Spock met his untimely demise in Star Trek II, The Wrath of Khan ... or so we thought.

While we don't yet know if Taseko Mines (AMEX: TGB) will succeed in resuscitating the company's recently flat-lined gold project in British Columbia, I have reason to believe that this intrepid copper miner will live long and prosper.

Although enterprising investors may bemoan the apparent death of Taseko's Prosperity copper and gold development project following a devastating regulatory impasse, the miner's flagship Gibraltar mine remains as solid as its namesake rock. Even after monetizing a 25% stake in the operation to fund Prosperity's now-stalled construction, Gibraltar is the sort of stepping stone to growth that small-scale miners pine for.

Now that the market has had a chance to discount the impact of the Canadian government's decision, we find the shares hovering just about where I placed fair value for Taseko's 75% stake in Gibraltar (around $4.50 per share). Incredibly, even with that monster 37% correction from October's peak share price, Taseko shares are still running ahead of larger competitors Freeport-McMoRan Copper & Gold (NYSE: FCX) and Southern Copper (NYSE: SCCO) on a two-year chart.

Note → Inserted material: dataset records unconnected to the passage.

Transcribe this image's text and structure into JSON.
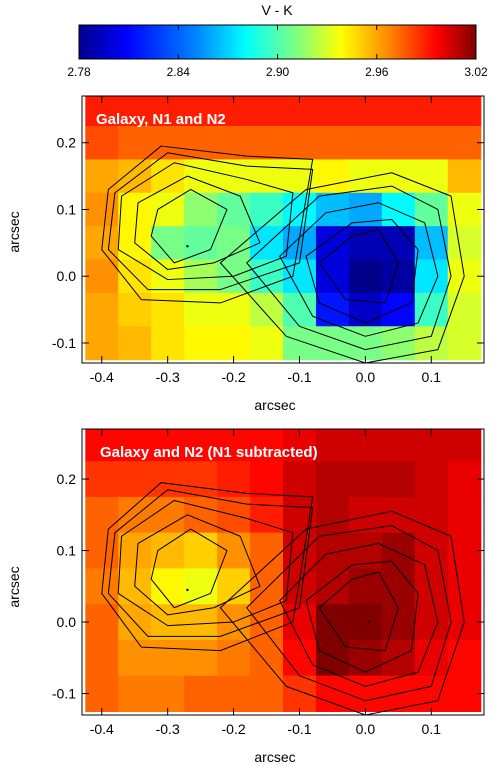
{
  "colorbar": {
    "title": "V - K",
    "ticks": [
      "2.78",
      "2.84",
      "2.90",
      "2.96",
      "3.02"
    ],
    "tick_values": [
      2.78,
      2.84,
      2.9,
      2.96,
      3.02
    ],
    "range": [
      2.78,
      3.02
    ]
  },
  "chart_data": [
    {
      "type": "heatmap",
      "title": "Galaxy, N1 and N2",
      "xlabel": "arcsec",
      "ylabel": "arcsec",
      "xlim": [
        -0.43,
        0.18
      ],
      "ylim": [
        -0.13,
        0.27
      ],
      "xticks": [
        -0.4,
        -0.3,
        -0.2,
        -0.1,
        0.0,
        0.1
      ],
      "xtick_labels": [
        "-0.4",
        "-0.3",
        "-0.2",
        "-0.1",
        "0.0",
        "0.1"
      ],
      "yticks": [
        -0.1,
        0.0,
        0.1,
        0.2
      ],
      "ytick_labels": [
        "-0.1",
        "0.0",
        "0.1",
        "0.2"
      ],
      "pixel_size_arcsec": 0.05,
      "row_centers": [
        0.25,
        0.2,
        0.15,
        0.1,
        0.05,
        0.0,
        -0.05,
        -0.1
      ],
      "col_centers": [
        -0.4,
        -0.35,
        -0.3,
        -0.25,
        -0.2,
        -0.15,
        -0.1,
        -0.05,
        0.0,
        0.05,
        0.1,
        0.15
      ],
      "v_minus_k": [
        [
          2.99,
          2.99,
          2.99,
          2.99,
          2.99,
          2.99,
          2.99,
          2.99,
          2.99,
          2.99,
          2.99,
          2.99
        ],
        [
          2.98,
          2.975,
          2.975,
          2.975,
          2.975,
          2.975,
          2.975,
          2.975,
          2.975,
          2.975,
          2.975,
          2.975
        ],
        [
          2.96,
          2.955,
          2.945,
          2.935,
          2.935,
          2.935,
          2.935,
          2.94,
          2.935,
          2.935,
          2.935,
          2.955
        ],
        [
          2.965,
          2.94,
          2.935,
          2.915,
          2.905,
          2.895,
          2.88,
          2.865,
          2.86,
          2.88,
          2.905,
          2.935
        ],
        [
          2.96,
          2.94,
          2.91,
          2.905,
          2.91,
          2.875,
          2.86,
          2.8,
          2.79,
          2.79,
          2.865,
          2.93
        ],
        [
          2.965,
          2.945,
          2.935,
          2.92,
          2.91,
          2.895,
          2.875,
          2.8,
          2.78,
          2.785,
          2.875,
          2.935
        ],
        [
          2.96,
          2.95,
          2.945,
          2.935,
          2.935,
          2.925,
          2.9,
          2.815,
          2.795,
          2.81,
          2.895,
          2.93
        ],
        [
          2.96,
          2.955,
          2.945,
          2.94,
          2.94,
          2.935,
          2.91,
          2.91,
          2.91,
          2.915,
          2.925,
          2.93
        ]
      ]
    },
    {
      "type": "heatmap",
      "title": "Galaxy and N2 (N1 subtracted)",
      "xlabel": "arcsec",
      "ylabel": "arcsec",
      "xlim": [
        -0.43,
        0.18
      ],
      "ylim": [
        -0.13,
        0.27
      ],
      "xticks": [
        -0.4,
        -0.3,
        -0.2,
        -0.1,
        0.0,
        0.1
      ],
      "xtick_labels": [
        "-0.4",
        "-0.3",
        "-0.2",
        "-0.1",
        "0.0",
        "0.1"
      ],
      "yticks": [
        -0.1,
        0.0,
        0.1,
        0.2
      ],
      "ytick_labels": [
        "-0.1",
        "0.0",
        "0.1",
        "0.2"
      ],
      "pixel_size_arcsec": 0.05,
      "row_centers": [
        0.25,
        0.2,
        0.15,
        0.1,
        0.05,
        0.0,
        -0.05,
        -0.1
      ],
      "col_centers": [
        -0.4,
        -0.35,
        -0.3,
        -0.25,
        -0.2,
        -0.15,
        -0.1,
        -0.05,
        0.0,
        0.05,
        0.1,
        0.15
      ],
      "v_minus_k": [
        [
          2.995,
          2.995,
          2.995,
          2.995,
          2.995,
          2.995,
          3.0,
          3.005,
          3.005,
          3.005,
          3.005,
          3.005
        ],
        [
          2.985,
          2.985,
          2.985,
          2.985,
          2.99,
          2.995,
          3.005,
          3.01,
          3.01,
          3.01,
          3.005,
          3.0
        ],
        [
          2.975,
          2.97,
          2.97,
          2.975,
          2.98,
          2.99,
          3.005,
          3.01,
          3.005,
          3.005,
          3.005,
          3.0
        ],
        [
          2.975,
          2.96,
          2.955,
          2.95,
          2.965,
          2.975,
          3.005,
          3.01,
          3.01,
          3.015,
          3.005,
          3.0
        ],
        [
          2.97,
          2.955,
          2.94,
          2.935,
          2.95,
          2.975,
          3.005,
          3.01,
          3.015,
          3.015,
          3.005,
          3.0
        ],
        [
          2.975,
          2.96,
          2.955,
          2.955,
          2.965,
          2.975,
          3.0,
          3.02,
          3.02,
          3.015,
          3.005,
          3.0
        ],
        [
          2.975,
          2.965,
          2.965,
          2.965,
          2.97,
          2.975,
          2.995,
          3.02,
          3.015,
          3.01,
          3.0,
          2.995
        ],
        [
          2.975,
          2.97,
          2.97,
          2.975,
          2.975,
          2.975,
          2.985,
          2.995,
          2.995,
          2.995,
          2.995,
          2.995
        ]
      ]
    }
  ],
  "contours": {
    "center_left": [
      -0.27,
      0.045
    ],
    "center_right": [
      0.005,
      0.0
    ],
    "levels": [
      {
        "left": [
          [
            -0.315,
            0.1
          ],
          [
            -0.265,
            0.13
          ],
          [
            -0.21,
            0.1
          ],
          [
            -0.235,
            0.04
          ],
          [
            -0.29,
            0.02
          ],
          [
            -0.325,
            0.06
          ]
        ],
        "right": [
          [
            -0.07,
            0.02
          ],
          [
            -0.02,
            0.06
          ],
          [
            0.02,
            0.07
          ],
          [
            0.05,
            0.02
          ],
          [
            0.03,
            -0.04
          ],
          [
            -0.03,
            -0.035
          ]
        ]
      },
      {
        "left": [
          [
            -0.345,
            0.11
          ],
          [
            -0.27,
            0.15
          ],
          [
            -0.19,
            0.12
          ],
          [
            -0.16,
            0.05
          ],
          [
            -0.23,
            0.02
          ],
          [
            -0.3,
            0.01
          ],
          [
            -0.35,
            0.05
          ]
        ],
        "right": [
          [
            -0.09,
            0.03
          ],
          [
            -0.02,
            0.08
          ],
          [
            0.04,
            0.085
          ],
          [
            0.08,
            0.04
          ],
          [
            0.07,
            -0.04
          ],
          [
            0.0,
            -0.07
          ],
          [
            -0.07,
            -0.04
          ]
        ]
      },
      {
        "left": [
          [
            -0.37,
            0.12
          ],
          [
            -0.29,
            0.17
          ],
          [
            -0.18,
            0.145
          ],
          [
            -0.11,
            0.125
          ],
          [
            -0.12,
            0.03
          ],
          [
            -0.2,
            0.0
          ],
          [
            -0.3,
            -0.005
          ],
          [
            -0.375,
            0.04
          ]
        ],
        "right": [
          [
            -0.13,
            0.03
          ],
          [
            -0.06,
            0.095
          ],
          [
            0.02,
            0.11
          ],
          [
            0.09,
            0.08
          ],
          [
            0.11,
            0.0
          ],
          [
            0.08,
            -0.07
          ],
          [
            0.0,
            -0.09
          ],
          [
            -0.08,
            -0.06
          ]
        ]
      },
      {
        "left": [
          [
            -0.38,
            0.125
          ],
          [
            -0.3,
            0.185
          ],
          [
            -0.18,
            0.165
          ],
          [
            -0.08,
            0.16
          ],
          [
            -0.1,
            0.02
          ],
          [
            -0.22,
            -0.02
          ],
          [
            -0.33,
            -0.02
          ],
          [
            -0.39,
            0.04
          ]
        ],
        "right": [
          [
            -0.18,
            0.02
          ],
          [
            -0.07,
            0.12
          ],
          [
            0.04,
            0.135
          ],
          [
            0.11,
            0.1
          ],
          [
            0.13,
            0.0
          ],
          [
            0.1,
            -0.09
          ],
          [
            0.0,
            -0.11
          ],
          [
            -0.1,
            -0.075
          ]
        ]
      },
      {
        "left": [
          [
            -0.39,
            0.13
          ],
          [
            -0.31,
            0.195
          ],
          [
            -0.18,
            0.18
          ],
          [
            -0.08,
            0.175
          ],
          [
            -0.11,
            0.0
          ],
          [
            -0.22,
            -0.04
          ],
          [
            -0.34,
            -0.035
          ],
          [
            -0.4,
            0.04
          ]
        ],
        "right": [
          [
            -0.22,
            0.02
          ],
          [
            -0.09,
            0.13
          ],
          [
            0.04,
            0.155
          ],
          [
            0.13,
            0.12
          ],
          [
            0.15,
            0.0
          ],
          [
            0.11,
            -0.11
          ],
          [
            0.0,
            -0.13
          ],
          [
            -0.12,
            -0.09
          ]
        ]
      }
    ]
  }
}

The miner's third quarter earnings, released this week into that remaining maelstrom of shareholder disappointment, highlights the operational improvements at Gibraltar that make Taseko an attractive investment at this juncture. Gibraltar produced 25.7 million pounds of copper during the third quarter, an 84% improvement over the prior-year mark. Molybdenum production surged by 125% to 252,000 pounds.

These achievements were facilitated in part by a 19% increase in mill throughput over the prior-year period, plus much-improved copper recovery rates that reached 90% during the quarter. Total cash costs remained very competitive at $1.40 per pound, providing a bountiful operating margin at a realized sales price of $3.76 per pound of copper.

Net earnings failed to impress at just one Canadian cent per share, which may explain why the company omitted the measure from its earnings-related press release. The principle culprit for the shortfall was a bottleneck at Vancouver's port facilities that left 16.3 million pounds of copper in inventory (63% of production) at quarter-end. Fools may recall that Teck Resources (NYSE: TCK) cited similar capacity shortfalls at western Canadian port facilities when it announced a 10-year haulage agreement with railroad Canadian Pacific (NYSE: CP) last month.

As I pointed out in the case of silver stream specialist Silver Wheaton (NYSE: SLW), delayed revenue bookings can prove fortuitous for miners in a rising price environment, so Taseko-watching Fools (click here to watch Taseko yourself) will want to track fourth quarter copper prices to gauge the impact of that sizeable sales lag. Meanwhile, I believe long-term investors will find Spock-like logic even in a revised investment thesis for Taseko Mines.